The goal was to arrange how the fund would operate and where the money would come from for the "particularly vulnerable" nations who would have access to it prior to the upcoming summit in UAE.
But as FT notes, Pedro Luis Pedroso Cuesta, the Cuban chair of the G77 plus China group, has said that talks about these details were instead "deadlocked" over issues of - you guessed it - where the money is going and the governance of the fund.
The U.S.'s proposal for the fund to be governed by the World Bank has been rejected by the G77 after "extensive" discussions, the report says. Cuesta has said that the nations seek to have the fund managed elsewhere, but that the U.S. wasn't open to such arrangements.

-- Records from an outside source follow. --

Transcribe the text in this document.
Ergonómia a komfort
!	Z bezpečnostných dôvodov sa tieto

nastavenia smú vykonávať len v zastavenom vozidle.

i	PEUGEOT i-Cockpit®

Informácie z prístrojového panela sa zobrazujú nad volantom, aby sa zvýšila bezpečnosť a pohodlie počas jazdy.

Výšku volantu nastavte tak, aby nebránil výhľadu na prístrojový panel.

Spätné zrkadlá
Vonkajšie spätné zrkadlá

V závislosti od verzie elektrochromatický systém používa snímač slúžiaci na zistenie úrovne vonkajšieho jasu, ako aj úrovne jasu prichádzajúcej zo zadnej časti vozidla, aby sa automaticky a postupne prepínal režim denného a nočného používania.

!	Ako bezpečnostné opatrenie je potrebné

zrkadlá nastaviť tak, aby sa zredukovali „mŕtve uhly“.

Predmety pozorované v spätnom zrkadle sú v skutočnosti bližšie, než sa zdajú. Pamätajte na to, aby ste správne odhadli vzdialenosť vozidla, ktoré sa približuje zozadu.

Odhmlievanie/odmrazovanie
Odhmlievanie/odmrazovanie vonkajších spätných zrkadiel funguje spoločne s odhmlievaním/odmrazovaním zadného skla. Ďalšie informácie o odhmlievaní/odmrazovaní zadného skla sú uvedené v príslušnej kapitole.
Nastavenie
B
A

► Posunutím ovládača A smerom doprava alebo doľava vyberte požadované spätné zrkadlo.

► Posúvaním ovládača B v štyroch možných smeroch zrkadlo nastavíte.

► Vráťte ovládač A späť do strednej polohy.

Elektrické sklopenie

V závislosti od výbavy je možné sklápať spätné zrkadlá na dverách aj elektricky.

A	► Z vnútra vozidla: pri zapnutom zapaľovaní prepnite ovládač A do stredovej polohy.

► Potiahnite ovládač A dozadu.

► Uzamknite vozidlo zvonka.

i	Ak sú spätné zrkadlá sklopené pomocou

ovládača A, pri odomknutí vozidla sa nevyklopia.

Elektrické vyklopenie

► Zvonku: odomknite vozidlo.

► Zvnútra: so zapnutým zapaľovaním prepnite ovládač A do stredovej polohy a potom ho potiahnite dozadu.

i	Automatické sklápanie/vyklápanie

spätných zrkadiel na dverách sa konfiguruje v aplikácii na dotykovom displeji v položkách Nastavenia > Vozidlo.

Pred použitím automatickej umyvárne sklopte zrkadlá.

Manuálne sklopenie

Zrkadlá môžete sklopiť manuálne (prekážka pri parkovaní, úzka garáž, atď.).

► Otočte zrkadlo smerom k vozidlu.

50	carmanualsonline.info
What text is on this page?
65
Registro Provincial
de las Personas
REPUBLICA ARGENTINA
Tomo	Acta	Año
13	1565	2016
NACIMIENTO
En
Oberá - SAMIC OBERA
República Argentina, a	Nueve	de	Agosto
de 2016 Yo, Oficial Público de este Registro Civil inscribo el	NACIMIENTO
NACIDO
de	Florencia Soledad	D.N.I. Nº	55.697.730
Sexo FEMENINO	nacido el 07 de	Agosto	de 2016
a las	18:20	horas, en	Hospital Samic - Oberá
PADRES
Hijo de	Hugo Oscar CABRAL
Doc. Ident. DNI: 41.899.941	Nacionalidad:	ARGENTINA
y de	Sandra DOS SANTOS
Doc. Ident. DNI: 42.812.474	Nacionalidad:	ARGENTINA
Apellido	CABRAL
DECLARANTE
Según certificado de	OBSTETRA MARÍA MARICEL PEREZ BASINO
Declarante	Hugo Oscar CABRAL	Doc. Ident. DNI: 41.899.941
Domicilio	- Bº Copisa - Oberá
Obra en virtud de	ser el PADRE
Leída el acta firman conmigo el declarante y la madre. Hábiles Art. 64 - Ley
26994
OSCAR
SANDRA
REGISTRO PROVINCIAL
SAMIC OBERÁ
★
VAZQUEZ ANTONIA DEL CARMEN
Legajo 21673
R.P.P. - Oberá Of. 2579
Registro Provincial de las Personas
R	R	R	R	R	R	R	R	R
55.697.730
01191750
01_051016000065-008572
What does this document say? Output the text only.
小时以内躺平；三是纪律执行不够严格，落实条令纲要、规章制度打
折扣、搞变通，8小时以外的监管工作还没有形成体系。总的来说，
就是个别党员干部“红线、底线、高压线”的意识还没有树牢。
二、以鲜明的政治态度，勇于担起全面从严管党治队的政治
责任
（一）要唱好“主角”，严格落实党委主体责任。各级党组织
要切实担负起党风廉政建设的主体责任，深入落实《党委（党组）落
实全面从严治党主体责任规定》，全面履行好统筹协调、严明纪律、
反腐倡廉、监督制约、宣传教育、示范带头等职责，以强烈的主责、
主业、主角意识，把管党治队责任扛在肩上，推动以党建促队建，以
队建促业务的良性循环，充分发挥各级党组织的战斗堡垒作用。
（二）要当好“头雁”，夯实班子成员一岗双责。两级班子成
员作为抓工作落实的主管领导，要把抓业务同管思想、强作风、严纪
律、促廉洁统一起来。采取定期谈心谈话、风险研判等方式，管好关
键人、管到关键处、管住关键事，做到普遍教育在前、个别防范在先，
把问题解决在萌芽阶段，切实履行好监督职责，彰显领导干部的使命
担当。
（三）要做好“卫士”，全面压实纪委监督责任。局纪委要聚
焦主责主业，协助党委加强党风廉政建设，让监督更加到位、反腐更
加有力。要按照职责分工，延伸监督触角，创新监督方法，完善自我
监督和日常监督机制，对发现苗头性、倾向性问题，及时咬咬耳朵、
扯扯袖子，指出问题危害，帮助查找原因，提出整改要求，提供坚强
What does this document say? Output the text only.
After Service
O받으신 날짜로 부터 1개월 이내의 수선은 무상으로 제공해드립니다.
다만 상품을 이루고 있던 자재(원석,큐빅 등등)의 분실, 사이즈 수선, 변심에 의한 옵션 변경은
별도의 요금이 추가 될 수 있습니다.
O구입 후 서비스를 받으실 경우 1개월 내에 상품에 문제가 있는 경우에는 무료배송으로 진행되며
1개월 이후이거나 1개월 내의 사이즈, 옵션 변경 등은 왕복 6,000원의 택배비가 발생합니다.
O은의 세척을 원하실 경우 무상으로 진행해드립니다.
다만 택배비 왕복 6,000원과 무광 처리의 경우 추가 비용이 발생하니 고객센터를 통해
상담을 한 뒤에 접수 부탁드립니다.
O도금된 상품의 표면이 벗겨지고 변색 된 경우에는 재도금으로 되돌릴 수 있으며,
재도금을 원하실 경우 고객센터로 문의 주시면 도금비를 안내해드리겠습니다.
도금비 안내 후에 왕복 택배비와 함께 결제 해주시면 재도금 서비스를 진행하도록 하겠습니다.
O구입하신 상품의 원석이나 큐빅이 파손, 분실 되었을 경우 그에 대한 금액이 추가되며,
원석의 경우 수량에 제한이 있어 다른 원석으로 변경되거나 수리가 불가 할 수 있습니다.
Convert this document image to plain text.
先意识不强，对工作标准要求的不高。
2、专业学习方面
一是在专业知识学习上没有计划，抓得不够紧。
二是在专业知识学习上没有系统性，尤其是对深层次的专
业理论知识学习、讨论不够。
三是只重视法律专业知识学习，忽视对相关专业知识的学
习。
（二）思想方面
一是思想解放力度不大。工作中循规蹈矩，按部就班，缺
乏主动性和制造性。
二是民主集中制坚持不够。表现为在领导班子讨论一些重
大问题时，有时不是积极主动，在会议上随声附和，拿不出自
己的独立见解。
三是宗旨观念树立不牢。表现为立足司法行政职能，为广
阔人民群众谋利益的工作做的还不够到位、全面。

Cuesta said: “We have been confronted with an elephant in the room, and that elephant is the US. We have been faced with a very closed position that it is [the World Bank] or nothing.”
Christina Chan, a senior adviser to US climate envoy John Kerry, responded: “We have been working diligently at every turn to address concerns, problem-solve, and find landing zones.” She said the U.S. has been "clear and consistent" in their messaging on the need for the fund.
Cuesta contends that the World Bank, known for lending to less affluent nations, lacks a "climate culture" and often delays decision-making, hindering quick responses to climate emergencies like Pakistan's recent severe flooding.
The G77 coalition voiced concerns about the World Bank's legal framework potentially limiting the fund's ability to accept diverse funding sources like philanthropic donations or to access capital markets.
With just days left before the UN COP 28 summit, the World Bank insists that combating climate change is integral to its mission and vows to collaborate on structuring the fund.